Tim Grimm,”The Little In-Between” (Cavalier Recordings)- This singer, actor, artist and all round Renaissance man has a rare facility for weaving memorable musical narratives which inveigle their way into your subsconscious and stubbornly refuse to let go. “The Little In-Between” is Tim’s latest addition to the impressive body of work which he first began to assemble twenty five years or so ago. although his theatrical exploits did take precedence over his music-making activities for quite some time in the nineties. It’s a classic collection in the storytelling balladry tradition famously popularised by the likes of John Prine and Bob Dylan and the poet laureate of a rapidly vanishing rural America has chosen to focus inwards on this occasion. The finished product is arguably his most reflective and emotionally charged offering to date, with “New Boots” and “Twenty Years of Shadows” capturing Grimm at his wistful best.

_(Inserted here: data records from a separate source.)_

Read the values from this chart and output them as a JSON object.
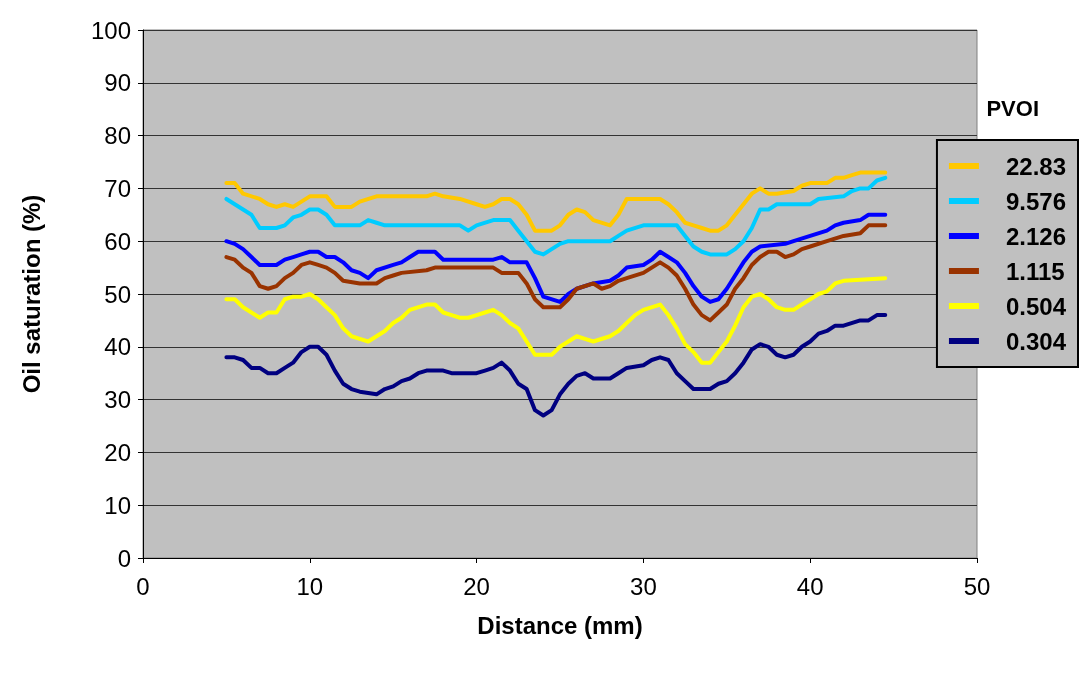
{
  "chart_data": {
    "type": "line",
    "xlabel": "Distance (mm)",
    "ylabel": "Oil saturation (%)",
    "legend_title": "PVOI",
    "xlim": [
      0,
      50
    ],
    "xticks": [
      0,
      10,
      20,
      30,
      40,
      50
    ],
    "ylim": [
      0,
      100
    ],
    "yticks": [
      0,
      10,
      20,
      30,
      40,
      50,
      60,
      70,
      80,
      90,
      100
    ],
    "grid": "y",
    "legend": "right",
    "marker": "none",
    "line_style": "solid",
    "series": [
      {
        "name": "22.83",
        "color": "#ffc800",
        "x": [
          5,
          5.5,
          6,
          7,
          7.5,
          8,
          8.5,
          9,
          9.5,
          10,
          11,
          11.5,
          12.5,
          13,
          14,
          15,
          16,
          17,
          17.5,
          18,
          19,
          20,
          20.5,
          21,
          21.5,
          22,
          22.5,
          23,
          23.5,
          24.5,
          25,
          25.5,
          26,
          26.5,
          27,
          28,
          28.5,
          29,
          30,
          31,
          31.5,
          32,
          32.5,
          33,
          33.5,
          34,
          34.5,
          35,
          35.5,
          36,
          36.5,
          37,
          37.5,
          38,
          39,
          39.5,
          40,
          41,
          41.5,
          42,
          42.5,
          43,
          44.5
        ],
        "values": [
          71,
          71,
          69,
          68,
          67,
          66.5,
          67,
          66.5,
          67.5,
          68.5,
          68.5,
          66.5,
          66.5,
          67.5,
          68.5,
          68.5,
          68.5,
          68.5,
          69,
          68.5,
          68,
          67,
          66.5,
          67,
          68,
          68,
          67,
          65,
          62,
          62,
          63,
          65,
          66,
          65.5,
          64,
          63,
          65,
          68,
          68,
          68,
          67,
          65.5,
          63.5,
          63,
          62.5,
          62,
          62,
          63,
          65,
          67,
          69,
          70,
          69,
          69,
          69.5,
          70.5,
          71,
          71,
          72,
          72,
          72.5,
          73,
          73
        ]
      },
      {
        "name": "9.576",
        "color": "#00ccff",
        "x": [
          5,
          6,
          6.5,
          7,
          8,
          8.5,
          9,
          9.5,
          10,
          10.5,
          11,
          11.5,
          12,
          13,
          13.5,
          14,
          14.5,
          18,
          19,
          19.5,
          20,
          21,
          22,
          22.5,
          23,
          23.5,
          24,
          24.5,
          25,
          25.5,
          28,
          28.5,
          29,
          30,
          32,
          32.5,
          33,
          33.5,
          34,
          35,
          35.5,
          36,
          36.5,
          37,
          37.5,
          38,
          40,
          40.5,
          42,
          42.5,
          43,
          43.5,
          44,
          44.5
        ],
        "values": [
          68,
          66,
          65,
          62.5,
          62.5,
          63,
          64.5,
          65,
          66,
          66,
          65,
          63,
          63,
          63,
          64,
          63.5,
          63,
          63,
          63,
          62,
          63,
          64,
          64,
          62,
          60,
          58,
          57.5,
          58.5,
          59.5,
          60,
          60,
          61,
          62,
          63,
          63,
          61,
          59,
          58,
          57.5,
          57.5,
          58.5,
          60,
          62.5,
          66,
          66,
          67,
          67,
          68,
          68.5,
          69.5,
          70,
          70,
          71.5,
          72
        ]
      },
      {
        "name": "2.126",
        "color": "#0000ff",
        "x": [
          5,
          5.5,
          6,
          6.5,
          7,
          8,
          8.5,
          9,
          9.5,
          10,
          10.5,
          11,
          11.5,
          12,
          12.5,
          13,
          13.5,
          14,
          15,
          15.5,
          16,
          16.5,
          17.5,
          18,
          21,
          21.5,
          22,
          23,
          23.5,
          24,
          25,
          25.5,
          26,
          27,
          28,
          28.5,
          29,
          30,
          30.5,
          31,
          31.5,
          32,
          32.5,
          33,
          33.5,
          34,
          34.5,
          35,
          35.5,
          36,
          36.5,
          37,
          38.5,
          39,
          40,
          41,
          41.5,
          42,
          43,
          43.5,
          44.5
        ],
        "values": [
          60,
          59.5,
          58.5,
          57,
          55.5,
          55.5,
          56.5,
          57,
          57.5,
          58,
          58,
          57,
          57,
          56,
          54.5,
          54,
          53,
          54.5,
          55.5,
          56,
          57,
          58,
          58,
          56.5,
          56.5,
          57,
          56,
          56,
          53,
          49.5,
          48.5,
          50,
          51,
          52,
          52.5,
          53.5,
          55,
          55.5,
          56.5,
          58,
          57,
          56,
          54,
          51.5,
          49.5,
          48.5,
          49,
          51,
          53.5,
          56,
          58,
          59,
          59.5,
          60,
          61,
          62,
          63,
          63.5,
          64,
          65,
          65
        ]
      },
      {
        "name": "1.115",
        "color": "#993300",
        "x": [
          5,
          5.5,
          6,
          6.5,
          7,
          7.5,
          8,
          8.5,
          9,
          9.5,
          10,
          10.5,
          11,
          11.5,
          12,
          13,
          14,
          14.5,
          15,
          15.5,
          17,
          17.5,
          21,
          21.5,
          22.5,
          23,
          23.5,
          24,
          25,
          25.5,
          26,
          27,
          27.5,
          28,
          28.5,
          29,
          30,
          30.5,
          31,
          31.5,
          32,
          32.5,
          33,
          33.5,
          34,
          34.5,
          35,
          35.5,
          36,
          36.5,
          37,
          37.5,
          38,
          38.5,
          39,
          39.5,
          40,
          41,
          42,
          43,
          43.5,
          44.5
        ],
        "values": [
          57,
          56.5,
          55,
          54,
          51.5,
          51,
          51.5,
          53,
          54,
          55.5,
          56,
          55.5,
          55,
          54,
          52.5,
          52,
          52,
          53,
          53.5,
          54,
          54.5,
          55,
          55,
          54,
          54,
          52,
          49,
          47.5,
          47.5,
          49,
          51,
          52,
          51,
          51.5,
          52.5,
          53,
          54,
          55,
          56,
          55,
          53.5,
          51,
          48,
          46,
          45,
          46.5,
          48,
          51,
          53,
          55.5,
          57,
          58,
          58,
          57,
          57.5,
          58.5,
          59,
          60,
          61,
          61.5,
          63,
          63
        ]
      },
      {
        "name": "0.504",
        "color": "#ffff00",
        "x": [
          5,
          5.5,
          6,
          7,
          7.5,
          8,
          8.5,
          9,
          9.5,
          10,
          10.5,
          11,
          11.5,
          12,
          12.5,
          13,
          13.5,
          14,
          14.5,
          15,
          15.5,
          16,
          17,
          17.5,
          18,
          18.5,
          19,
          19.5,
          20,
          20.5,
          21,
          21.5,
          22,
          22.5,
          23,
          23.5,
          24.5,
          25,
          25.5,
          26,
          26.5,
          27,
          28,
          28.5,
          29,
          29.5,
          30,
          31,
          31.5,
          32,
          32.5,
          33,
          33.5,
          34,
          34.5,
          35,
          35.5,
          36,
          36.5,
          37,
          37.5,
          38,
          38.5,
          39,
          39.5,
          40,
          40.5,
          41,
          41.5,
          42,
          44.5
        ],
        "values": [
          49,
          49,
          47.5,
          45.5,
          46.5,
          46.5,
          49,
          49.5,
          49.5,
          50,
          49,
          47.5,
          46,
          43.5,
          42,
          41.5,
          41,
          42,
          43,
          44.5,
          45.5,
          47,
          48,
          48,
          46.5,
          46,
          45.5,
          45.5,
          46,
          46.5,
          47,
          46,
          44.5,
          43.5,
          41,
          38.5,
          38.5,
          40,
          41,
          42,
          41.5,
          41,
          42,
          43,
          44.5,
          46,
          47,
          48,
          46,
          43.5,
          40.5,
          39,
          37,
          37,
          39,
          41,
          44,
          47.5,
          49.5,
          50,
          49,
          47.5,
          47,
          47,
          48,
          49,
          50,
          50.5,
          52,
          52.5,
          53
        ]
      },
      {
        "name": "0.304",
        "color": "#000080",
        "x": [
          5,
          5.5,
          6,
          6.5,
          7,
          7.5,
          8,
          8.5,
          9,
          9.5,
          10,
          10.5,
          11,
          11.5,
          12,
          12.5,
          13,
          14,
          14.5,
          15,
          15.5,
          16,
          16.5,
          17,
          17.5,
          18,
          18.5,
          20,
          20.5,
          21,
          21.5,
          22,
          22.5,
          23,
          23.5,
          24,
          24.5,
          25,
          25.5,
          26,
          26.5,
          27,
          28,
          28.5,
          29,
          30,
          30.5,
          31,
          31.5,
          32,
          32.5,
          33,
          34,
          34.5,
          35,
          35.5,
          36,
          36.5,
          37,
          37.5,
          38,
          38.5,
          39,
          39.5,
          40,
          40.5,
          41,
          41.5,
          42,
          43,
          43.5,
          44,
          44.5
        ],
        "values": [
          38,
          38,
          37.5,
          36,
          36,
          35,
          35,
          36,
          37,
          39,
          40,
          40,
          38.5,
          35.5,
          33,
          32,
          31.5,
          31,
          32,
          32.5,
          33.5,
          34,
          35,
          35.5,
          35.5,
          35.5,
          35,
          35,
          35.5,
          36,
          37,
          35.5,
          33,
          32,
          28,
          27,
          28,
          31,
          33,
          34.5,
          35,
          34,
          34,
          35,
          36,
          36.5,
          37.5,
          38,
          37.5,
          35,
          33.5,
          32,
          32,
          33,
          33.5,
          35,
          37,
          39.5,
          40.5,
          40,
          38.5,
          38,
          38.5,
          40,
          41,
          42.5,
          43,
          44,
          44,
          45,
          45,
          46,
          46
        ]
      }
    ]
  }
}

Bruce Cockburn, “O Sun O Moon” (True North Records)- A great deal of water has flowed beneath the proverbial bridge since Bruce Cockburn made his first major impact on the music fraternity with “Wondering Where The Lions Are.” This intricately crafted ditty soared into the higher reaches of the U.S. singles charts in June 1980, and although it didn’t herald a lengthy run of commercial success for the 13 time Juno Award winner and Canadian Music Hall of fame inductee he still remains one of the most thoughtful and socially aware singer-songwriters you could wish to hear more than four decades later. The stunning poetic imagery which has always been such a feature of Cockburn’s best work informs many of the finest moments here, with “On A Roll,” “King of the Bolero” and “When The Spirit Walks in the Room” emerging as the cream of this particular crop.